The PowerMats should be shipped to the customer in December.
“As we expand our operations significantly, we have been looking for a cost-effective way to adopt green technology that will move us towards our aim of being a leader in ecologically-friendly gold production,” Steve White, managing director of InterGroup, said.
“Given our projected power demands as we ramp up our mine development, we believe there is scope to increase our take-up for Verditek PowerMat to between 1.5-2 megawatts over the next 12 months.”
There are a few obstacles that could slow the progression of renewables and other alternative energy avenues for mines. These are not only North American hindrances, they impact the global industry, but according to financial advisor EY they could certainly keep the transformations at bay.
According to its report “Mining: the growing role of renewable energy,” the firm said the mining sector is indeed driven by energy security concerns, energy price volatility and a shift to a resource-efficient, low carbon economy.
However, “these are critical times for the mining industry,” the researchers of the EY report said. “The scale and pace of renewable energy deployment across the sector is slower than the business case warrants.”

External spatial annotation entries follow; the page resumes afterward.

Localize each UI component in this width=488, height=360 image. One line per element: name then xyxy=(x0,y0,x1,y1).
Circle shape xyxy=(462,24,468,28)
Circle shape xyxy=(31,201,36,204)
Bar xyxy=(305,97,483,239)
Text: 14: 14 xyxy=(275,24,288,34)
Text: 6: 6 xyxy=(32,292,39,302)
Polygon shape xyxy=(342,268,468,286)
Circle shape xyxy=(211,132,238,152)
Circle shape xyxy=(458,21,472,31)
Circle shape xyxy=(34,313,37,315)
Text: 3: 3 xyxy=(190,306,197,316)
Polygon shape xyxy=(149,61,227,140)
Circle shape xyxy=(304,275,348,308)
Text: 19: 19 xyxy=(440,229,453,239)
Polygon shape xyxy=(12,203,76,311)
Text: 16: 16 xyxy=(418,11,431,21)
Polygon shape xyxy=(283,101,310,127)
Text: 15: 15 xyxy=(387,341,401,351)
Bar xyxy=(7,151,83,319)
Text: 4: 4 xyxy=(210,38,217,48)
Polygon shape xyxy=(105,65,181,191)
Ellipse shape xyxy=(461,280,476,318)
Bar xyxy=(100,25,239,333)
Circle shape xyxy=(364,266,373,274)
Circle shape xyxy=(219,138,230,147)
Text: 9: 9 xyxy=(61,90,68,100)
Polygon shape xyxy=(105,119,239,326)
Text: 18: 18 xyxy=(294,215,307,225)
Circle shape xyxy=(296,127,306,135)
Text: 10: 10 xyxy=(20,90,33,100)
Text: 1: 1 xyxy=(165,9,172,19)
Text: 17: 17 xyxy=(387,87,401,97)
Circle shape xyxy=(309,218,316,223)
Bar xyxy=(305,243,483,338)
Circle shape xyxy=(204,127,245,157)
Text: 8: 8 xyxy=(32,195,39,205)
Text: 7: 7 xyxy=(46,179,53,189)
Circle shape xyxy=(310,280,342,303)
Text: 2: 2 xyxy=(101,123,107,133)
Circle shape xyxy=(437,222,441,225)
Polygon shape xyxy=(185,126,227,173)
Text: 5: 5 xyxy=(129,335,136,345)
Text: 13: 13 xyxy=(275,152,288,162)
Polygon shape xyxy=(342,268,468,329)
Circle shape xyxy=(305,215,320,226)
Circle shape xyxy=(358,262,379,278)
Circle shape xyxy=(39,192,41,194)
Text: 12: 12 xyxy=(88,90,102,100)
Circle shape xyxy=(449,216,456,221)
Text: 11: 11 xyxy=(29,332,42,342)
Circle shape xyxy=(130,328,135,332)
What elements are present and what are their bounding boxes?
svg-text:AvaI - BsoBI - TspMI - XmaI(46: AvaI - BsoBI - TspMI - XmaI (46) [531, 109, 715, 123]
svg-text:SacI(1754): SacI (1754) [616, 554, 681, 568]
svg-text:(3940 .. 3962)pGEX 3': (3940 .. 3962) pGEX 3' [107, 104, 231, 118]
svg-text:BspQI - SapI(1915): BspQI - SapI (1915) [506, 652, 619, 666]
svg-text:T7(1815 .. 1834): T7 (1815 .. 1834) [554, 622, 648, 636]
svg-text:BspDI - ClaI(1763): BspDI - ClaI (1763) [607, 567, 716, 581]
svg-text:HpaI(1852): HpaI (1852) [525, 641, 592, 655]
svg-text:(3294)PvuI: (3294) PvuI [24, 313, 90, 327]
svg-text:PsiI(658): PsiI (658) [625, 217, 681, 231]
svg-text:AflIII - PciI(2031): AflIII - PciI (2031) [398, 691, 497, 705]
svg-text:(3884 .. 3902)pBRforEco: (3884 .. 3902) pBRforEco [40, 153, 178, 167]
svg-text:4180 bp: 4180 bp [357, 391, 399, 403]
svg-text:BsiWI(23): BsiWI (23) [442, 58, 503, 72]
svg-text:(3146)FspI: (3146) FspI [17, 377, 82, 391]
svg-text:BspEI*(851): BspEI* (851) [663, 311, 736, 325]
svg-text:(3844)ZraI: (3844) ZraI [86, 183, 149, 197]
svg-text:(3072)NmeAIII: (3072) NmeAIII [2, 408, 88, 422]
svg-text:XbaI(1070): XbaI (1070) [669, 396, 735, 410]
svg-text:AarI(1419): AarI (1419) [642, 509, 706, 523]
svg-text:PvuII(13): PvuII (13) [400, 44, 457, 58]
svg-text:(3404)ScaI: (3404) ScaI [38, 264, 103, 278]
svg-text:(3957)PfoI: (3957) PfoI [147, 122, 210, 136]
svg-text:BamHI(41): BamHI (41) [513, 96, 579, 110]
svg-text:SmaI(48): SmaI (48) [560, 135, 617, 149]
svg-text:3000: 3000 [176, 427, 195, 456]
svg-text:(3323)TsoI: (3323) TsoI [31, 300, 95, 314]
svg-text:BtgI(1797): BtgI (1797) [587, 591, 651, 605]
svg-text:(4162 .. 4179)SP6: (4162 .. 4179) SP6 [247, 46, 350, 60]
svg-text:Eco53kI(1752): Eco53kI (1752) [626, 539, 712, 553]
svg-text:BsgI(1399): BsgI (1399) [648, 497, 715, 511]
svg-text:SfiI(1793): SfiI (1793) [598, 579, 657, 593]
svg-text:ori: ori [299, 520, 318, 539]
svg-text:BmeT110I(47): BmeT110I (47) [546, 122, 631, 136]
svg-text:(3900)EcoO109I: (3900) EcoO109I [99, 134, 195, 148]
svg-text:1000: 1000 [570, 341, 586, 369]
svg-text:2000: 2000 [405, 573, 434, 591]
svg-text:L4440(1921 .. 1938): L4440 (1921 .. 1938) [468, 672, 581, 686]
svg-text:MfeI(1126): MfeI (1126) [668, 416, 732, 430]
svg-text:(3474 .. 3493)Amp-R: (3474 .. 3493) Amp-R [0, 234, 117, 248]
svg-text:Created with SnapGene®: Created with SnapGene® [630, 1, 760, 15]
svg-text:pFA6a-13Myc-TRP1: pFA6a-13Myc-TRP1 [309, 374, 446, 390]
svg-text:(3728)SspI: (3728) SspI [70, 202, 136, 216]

The reasons, the company said, are four-fold: not utilizing third parties for the development; funding and delivering of renewable assets; limited over-arching divisional or regional energy strategy; and a lack of a clear strategic view to the approaches of developers of renewable energy.
Additionally, many see renewables as “non-core” with a significant cost for the opportunity. Will those opinions continue, or will the North American mining sector kick its alternative energy interests into high gear?
J. Weiss is a technical writer and editor covering the eastern United States.